Not everyone who supports a two-state solution stands opposed to Trump’s decision to bring Bolton in, however. Among those: Rabbi Marvin Hier, founder and dean of the Simon Wiesenthal Center, who said Bolton “will not sell out Israel.”

The president has obviously also shaken up U.S. diplomacy from the very top, canning Secretary of State Rex Tillerson (on Twitter, no less) in favor of CIA Director Mike Pompeo, who’s taken much a harder line on the Iran deal.

Trump “appears to be trying to create a chorus of voices that will echo his own,” Birdsell said in an interview with The Forward, and he’s doing it, perhaps unsurprisingly for a one-time reality-show star, with a preference for “the appointment of people who have made careers talking on television about the conservative principles they espouse.” (That would include not only replacing McMaster with Bolton, but moving Larry Kudlow into the economic advisor role previously held by Gary Cohn.)

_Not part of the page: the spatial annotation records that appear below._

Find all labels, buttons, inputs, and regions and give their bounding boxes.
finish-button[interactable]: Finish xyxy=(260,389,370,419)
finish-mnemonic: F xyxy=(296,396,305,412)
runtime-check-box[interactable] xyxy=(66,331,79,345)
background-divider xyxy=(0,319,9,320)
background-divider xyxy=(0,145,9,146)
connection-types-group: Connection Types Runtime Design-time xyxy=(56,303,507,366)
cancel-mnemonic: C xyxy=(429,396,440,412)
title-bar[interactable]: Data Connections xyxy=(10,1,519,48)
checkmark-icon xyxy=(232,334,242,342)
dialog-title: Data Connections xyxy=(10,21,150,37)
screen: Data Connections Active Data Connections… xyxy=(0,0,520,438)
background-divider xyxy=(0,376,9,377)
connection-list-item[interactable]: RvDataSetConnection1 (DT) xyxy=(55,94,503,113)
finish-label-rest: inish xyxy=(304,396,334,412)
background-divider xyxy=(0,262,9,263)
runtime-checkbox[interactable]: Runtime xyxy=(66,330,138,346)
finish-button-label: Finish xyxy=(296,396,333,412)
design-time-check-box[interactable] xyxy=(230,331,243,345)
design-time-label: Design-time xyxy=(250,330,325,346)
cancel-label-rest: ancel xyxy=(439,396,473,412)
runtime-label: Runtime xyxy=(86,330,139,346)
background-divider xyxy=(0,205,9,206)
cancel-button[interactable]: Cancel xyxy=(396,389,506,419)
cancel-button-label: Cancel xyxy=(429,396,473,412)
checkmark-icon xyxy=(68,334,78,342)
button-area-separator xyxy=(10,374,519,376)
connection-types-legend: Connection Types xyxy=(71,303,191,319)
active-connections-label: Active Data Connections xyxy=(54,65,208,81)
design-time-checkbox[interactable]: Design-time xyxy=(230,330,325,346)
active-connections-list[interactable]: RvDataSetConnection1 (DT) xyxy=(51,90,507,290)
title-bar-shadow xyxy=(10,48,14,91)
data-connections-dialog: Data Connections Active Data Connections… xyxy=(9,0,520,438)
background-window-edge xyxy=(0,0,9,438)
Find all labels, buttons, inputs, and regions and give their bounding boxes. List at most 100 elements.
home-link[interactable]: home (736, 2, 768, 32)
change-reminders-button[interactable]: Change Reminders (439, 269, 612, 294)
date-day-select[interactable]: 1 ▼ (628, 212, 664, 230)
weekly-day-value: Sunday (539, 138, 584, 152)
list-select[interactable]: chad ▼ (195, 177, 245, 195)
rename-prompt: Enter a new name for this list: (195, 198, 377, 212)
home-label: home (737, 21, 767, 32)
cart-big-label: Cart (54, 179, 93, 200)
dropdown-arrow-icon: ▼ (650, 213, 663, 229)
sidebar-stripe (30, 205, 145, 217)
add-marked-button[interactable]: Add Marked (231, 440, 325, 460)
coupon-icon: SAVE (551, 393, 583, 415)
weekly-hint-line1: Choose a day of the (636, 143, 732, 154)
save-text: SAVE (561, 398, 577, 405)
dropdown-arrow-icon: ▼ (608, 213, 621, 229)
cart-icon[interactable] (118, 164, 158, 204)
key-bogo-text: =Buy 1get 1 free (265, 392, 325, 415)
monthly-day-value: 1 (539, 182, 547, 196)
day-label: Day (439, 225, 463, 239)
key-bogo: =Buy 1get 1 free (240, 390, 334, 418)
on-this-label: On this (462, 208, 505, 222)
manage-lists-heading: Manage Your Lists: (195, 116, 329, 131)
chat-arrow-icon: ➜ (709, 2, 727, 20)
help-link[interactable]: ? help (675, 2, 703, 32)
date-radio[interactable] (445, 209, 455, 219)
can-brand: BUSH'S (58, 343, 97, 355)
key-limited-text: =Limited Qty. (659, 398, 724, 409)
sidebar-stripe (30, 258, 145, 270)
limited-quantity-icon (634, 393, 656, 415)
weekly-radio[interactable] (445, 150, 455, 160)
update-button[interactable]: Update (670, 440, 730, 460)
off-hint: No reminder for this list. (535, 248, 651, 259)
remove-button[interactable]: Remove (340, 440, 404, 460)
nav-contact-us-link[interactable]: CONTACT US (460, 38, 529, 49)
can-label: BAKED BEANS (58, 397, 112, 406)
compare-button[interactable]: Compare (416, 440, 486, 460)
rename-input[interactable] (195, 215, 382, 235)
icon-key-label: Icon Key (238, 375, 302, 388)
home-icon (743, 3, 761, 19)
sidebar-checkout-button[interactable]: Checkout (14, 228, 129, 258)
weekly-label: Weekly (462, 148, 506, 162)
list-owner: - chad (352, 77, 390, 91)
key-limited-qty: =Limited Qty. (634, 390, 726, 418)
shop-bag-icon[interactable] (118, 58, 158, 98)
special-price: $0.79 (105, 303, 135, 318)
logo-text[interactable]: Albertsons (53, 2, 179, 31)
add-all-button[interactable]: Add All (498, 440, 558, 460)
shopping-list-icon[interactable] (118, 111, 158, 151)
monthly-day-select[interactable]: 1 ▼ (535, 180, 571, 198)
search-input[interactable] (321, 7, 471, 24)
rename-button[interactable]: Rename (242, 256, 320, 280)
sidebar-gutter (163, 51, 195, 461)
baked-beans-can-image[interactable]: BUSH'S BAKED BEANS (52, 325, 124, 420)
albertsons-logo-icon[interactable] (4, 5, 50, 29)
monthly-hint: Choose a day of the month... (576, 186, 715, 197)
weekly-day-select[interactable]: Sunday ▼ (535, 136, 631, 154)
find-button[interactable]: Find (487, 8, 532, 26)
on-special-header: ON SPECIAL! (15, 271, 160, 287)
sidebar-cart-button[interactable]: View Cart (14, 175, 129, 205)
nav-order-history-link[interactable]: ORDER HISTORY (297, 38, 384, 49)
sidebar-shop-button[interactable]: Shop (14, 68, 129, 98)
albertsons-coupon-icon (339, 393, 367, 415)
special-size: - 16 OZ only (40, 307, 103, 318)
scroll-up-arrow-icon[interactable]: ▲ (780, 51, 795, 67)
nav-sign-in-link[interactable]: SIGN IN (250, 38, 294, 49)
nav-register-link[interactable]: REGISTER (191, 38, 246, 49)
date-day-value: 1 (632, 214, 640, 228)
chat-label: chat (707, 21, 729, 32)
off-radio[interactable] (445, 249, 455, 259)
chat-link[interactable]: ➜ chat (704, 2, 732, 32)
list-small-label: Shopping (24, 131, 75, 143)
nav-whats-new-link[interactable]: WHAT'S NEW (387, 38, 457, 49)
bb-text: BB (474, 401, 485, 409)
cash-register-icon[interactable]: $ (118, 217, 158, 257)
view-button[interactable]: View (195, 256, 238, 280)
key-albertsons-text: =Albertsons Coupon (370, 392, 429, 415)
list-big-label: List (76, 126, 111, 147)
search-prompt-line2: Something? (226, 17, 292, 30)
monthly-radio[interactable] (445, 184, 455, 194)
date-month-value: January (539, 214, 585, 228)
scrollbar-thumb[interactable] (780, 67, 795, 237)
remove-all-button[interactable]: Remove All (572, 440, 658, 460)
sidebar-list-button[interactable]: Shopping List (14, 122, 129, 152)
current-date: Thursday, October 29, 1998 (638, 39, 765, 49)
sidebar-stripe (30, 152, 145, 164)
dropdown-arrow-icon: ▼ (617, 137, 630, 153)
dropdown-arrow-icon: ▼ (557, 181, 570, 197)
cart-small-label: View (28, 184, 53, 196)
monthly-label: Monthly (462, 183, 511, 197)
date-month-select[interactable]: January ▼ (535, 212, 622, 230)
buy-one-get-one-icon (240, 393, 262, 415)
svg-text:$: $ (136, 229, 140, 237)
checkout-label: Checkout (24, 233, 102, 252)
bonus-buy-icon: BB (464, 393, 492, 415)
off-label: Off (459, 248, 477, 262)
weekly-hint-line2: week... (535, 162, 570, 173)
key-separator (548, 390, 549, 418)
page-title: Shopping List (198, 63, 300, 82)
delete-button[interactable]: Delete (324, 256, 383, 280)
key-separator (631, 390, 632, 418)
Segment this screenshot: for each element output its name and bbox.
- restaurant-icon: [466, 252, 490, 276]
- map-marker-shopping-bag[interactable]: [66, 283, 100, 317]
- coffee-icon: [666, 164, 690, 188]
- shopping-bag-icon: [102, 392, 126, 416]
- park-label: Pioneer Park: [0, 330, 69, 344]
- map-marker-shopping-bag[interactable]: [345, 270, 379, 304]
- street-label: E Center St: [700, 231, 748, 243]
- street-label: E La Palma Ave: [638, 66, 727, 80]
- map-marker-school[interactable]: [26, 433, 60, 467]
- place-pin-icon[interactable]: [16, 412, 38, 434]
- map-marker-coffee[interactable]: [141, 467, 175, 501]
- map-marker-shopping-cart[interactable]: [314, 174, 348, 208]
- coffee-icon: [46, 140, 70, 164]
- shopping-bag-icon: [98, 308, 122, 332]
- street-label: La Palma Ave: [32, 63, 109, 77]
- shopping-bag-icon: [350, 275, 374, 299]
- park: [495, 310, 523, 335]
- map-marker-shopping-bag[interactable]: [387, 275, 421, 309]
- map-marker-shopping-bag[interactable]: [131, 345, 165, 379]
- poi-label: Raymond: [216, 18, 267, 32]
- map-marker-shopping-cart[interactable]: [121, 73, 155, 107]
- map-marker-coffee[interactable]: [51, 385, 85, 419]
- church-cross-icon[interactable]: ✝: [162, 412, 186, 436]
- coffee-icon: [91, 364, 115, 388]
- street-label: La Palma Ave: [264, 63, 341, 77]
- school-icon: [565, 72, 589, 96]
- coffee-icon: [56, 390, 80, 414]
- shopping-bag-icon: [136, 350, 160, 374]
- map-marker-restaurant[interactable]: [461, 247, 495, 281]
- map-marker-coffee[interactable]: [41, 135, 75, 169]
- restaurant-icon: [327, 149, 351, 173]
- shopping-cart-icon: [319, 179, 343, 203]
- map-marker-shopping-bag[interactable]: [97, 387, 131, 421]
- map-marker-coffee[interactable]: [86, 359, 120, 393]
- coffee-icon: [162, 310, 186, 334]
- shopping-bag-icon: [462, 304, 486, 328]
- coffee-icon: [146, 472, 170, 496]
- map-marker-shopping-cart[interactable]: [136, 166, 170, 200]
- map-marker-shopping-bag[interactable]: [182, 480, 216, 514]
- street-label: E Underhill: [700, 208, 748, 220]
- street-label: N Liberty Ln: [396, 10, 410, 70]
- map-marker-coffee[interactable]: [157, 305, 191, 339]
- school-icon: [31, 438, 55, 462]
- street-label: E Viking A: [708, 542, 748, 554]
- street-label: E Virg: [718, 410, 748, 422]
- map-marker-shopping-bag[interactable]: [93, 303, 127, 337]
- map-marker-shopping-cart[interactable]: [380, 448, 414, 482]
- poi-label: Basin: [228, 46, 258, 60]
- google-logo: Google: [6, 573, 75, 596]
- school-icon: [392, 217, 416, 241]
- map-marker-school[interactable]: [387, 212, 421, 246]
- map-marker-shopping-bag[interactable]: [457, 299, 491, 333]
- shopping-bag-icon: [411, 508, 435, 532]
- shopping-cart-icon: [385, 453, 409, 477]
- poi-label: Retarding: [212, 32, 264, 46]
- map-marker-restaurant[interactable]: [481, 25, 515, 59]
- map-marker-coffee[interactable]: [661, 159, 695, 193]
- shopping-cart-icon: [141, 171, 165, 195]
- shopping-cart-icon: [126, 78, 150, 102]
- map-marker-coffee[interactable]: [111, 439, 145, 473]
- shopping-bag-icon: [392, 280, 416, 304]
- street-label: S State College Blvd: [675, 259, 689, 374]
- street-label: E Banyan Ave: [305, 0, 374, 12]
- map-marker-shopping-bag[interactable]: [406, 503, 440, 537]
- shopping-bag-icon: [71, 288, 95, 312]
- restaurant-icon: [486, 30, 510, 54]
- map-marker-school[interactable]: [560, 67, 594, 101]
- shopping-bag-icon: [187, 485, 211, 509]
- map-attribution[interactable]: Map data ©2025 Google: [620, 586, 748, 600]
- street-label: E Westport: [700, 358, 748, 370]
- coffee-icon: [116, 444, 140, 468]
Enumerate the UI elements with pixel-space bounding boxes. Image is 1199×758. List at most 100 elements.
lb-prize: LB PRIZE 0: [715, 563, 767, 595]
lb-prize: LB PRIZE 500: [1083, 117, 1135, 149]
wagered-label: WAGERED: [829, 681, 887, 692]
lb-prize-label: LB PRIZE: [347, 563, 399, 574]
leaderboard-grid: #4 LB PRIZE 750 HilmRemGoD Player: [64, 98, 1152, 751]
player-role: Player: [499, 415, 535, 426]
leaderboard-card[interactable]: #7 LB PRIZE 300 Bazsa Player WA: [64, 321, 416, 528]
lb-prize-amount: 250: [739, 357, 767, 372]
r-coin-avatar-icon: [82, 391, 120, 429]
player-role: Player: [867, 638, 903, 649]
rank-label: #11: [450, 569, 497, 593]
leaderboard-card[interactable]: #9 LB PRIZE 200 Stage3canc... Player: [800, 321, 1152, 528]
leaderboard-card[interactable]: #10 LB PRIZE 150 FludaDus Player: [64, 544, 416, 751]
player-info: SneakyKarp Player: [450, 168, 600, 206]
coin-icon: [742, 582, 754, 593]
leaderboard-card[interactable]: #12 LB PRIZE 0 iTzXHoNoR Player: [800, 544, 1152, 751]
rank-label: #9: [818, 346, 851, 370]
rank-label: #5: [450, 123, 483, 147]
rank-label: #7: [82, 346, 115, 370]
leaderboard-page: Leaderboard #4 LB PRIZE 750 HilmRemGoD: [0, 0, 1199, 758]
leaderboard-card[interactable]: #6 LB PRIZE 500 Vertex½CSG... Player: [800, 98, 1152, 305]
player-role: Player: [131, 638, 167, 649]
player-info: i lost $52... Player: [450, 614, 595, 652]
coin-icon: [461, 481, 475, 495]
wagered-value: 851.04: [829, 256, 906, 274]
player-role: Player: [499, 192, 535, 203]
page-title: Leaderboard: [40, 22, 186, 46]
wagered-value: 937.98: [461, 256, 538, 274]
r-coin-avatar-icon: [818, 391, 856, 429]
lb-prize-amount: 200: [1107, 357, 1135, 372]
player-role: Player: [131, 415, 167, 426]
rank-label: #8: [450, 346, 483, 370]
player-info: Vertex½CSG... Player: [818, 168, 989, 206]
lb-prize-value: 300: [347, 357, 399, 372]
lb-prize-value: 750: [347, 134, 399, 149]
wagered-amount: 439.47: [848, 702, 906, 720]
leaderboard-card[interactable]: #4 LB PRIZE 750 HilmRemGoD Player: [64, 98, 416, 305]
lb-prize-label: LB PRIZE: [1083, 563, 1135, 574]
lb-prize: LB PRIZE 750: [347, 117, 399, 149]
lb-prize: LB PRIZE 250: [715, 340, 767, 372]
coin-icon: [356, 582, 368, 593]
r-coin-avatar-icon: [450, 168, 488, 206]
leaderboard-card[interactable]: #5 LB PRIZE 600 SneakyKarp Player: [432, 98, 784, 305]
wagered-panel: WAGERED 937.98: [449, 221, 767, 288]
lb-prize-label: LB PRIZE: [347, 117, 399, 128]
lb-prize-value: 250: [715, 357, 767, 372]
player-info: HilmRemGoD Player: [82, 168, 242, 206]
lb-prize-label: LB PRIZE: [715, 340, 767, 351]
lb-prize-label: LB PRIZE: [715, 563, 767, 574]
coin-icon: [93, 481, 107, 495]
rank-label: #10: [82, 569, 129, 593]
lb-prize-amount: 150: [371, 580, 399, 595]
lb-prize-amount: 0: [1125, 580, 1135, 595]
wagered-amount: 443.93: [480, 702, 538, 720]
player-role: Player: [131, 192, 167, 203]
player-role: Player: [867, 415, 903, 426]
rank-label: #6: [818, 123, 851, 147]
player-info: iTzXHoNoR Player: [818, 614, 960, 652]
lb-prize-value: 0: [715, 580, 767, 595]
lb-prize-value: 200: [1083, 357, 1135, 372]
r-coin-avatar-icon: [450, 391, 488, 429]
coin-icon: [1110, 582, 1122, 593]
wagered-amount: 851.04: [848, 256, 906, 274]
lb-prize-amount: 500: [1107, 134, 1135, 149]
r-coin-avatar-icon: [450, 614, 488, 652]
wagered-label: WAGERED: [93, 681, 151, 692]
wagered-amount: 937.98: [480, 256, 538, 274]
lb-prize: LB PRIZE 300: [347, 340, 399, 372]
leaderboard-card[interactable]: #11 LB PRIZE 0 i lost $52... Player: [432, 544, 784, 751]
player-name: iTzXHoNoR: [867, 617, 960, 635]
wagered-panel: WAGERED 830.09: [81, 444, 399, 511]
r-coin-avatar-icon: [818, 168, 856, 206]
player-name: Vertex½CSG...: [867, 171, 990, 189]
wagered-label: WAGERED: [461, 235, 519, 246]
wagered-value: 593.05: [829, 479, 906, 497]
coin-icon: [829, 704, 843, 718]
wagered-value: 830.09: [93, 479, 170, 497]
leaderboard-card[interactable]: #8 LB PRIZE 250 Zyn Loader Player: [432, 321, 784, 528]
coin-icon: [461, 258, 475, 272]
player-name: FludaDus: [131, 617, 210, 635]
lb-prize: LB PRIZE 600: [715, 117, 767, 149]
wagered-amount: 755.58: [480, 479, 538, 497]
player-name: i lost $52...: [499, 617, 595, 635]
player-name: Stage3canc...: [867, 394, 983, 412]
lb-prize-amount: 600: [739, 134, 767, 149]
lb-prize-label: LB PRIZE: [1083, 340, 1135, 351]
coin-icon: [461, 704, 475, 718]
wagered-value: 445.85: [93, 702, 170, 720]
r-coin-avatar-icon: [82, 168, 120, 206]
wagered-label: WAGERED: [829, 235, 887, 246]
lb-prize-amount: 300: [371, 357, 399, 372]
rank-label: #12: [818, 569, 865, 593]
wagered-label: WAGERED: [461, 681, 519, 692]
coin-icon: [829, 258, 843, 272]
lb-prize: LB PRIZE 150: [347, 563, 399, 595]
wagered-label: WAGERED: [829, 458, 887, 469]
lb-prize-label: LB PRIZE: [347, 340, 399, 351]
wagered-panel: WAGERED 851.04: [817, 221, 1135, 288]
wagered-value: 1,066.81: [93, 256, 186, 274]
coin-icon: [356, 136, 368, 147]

Bolton’s rise, Birdsell noted, coincides with — or perhaps expedites — the already shaky situation of Jared Kushner, the Trump son-in-law initially tasked with playing a major role in brokering a Middle East peace.

“Plainly, those diplomatic solutions have paled, and his star has been setting for some time now. Whether there was ever a serious notion that Jared Kushner could pull off a diplomatic coup, [certainly] it is much, much more difficult to imagine — if it was ever imaginable in the first place — that he could make diplomatic progress while John Bolton is busy tearing up the landscape with both hands,” Birdsell said.

“We’ll see how that works out. But remember, we’re now of course talking about a very much diminished Kushner with no security clearance [or] access to privileged documents,” the professor added. “It’s just extraordinarily difficult to imagine how he could be an effective actor in an arena where he can’t even read secret briefing documents on what’s happening in the region.”

Trump’s new security advisor, presumably, would not have any such obstacles to obtaining information to be used in the pursuit of peace via negotiation — if that’s what he and the boss choose to pursue.

“Bolton is about getting what you want by pointing a gun and demanding it,” Birdsell said. “He’s not a diplomatic actor in this role. He’s tried on that suit. It didn’t fit too well.”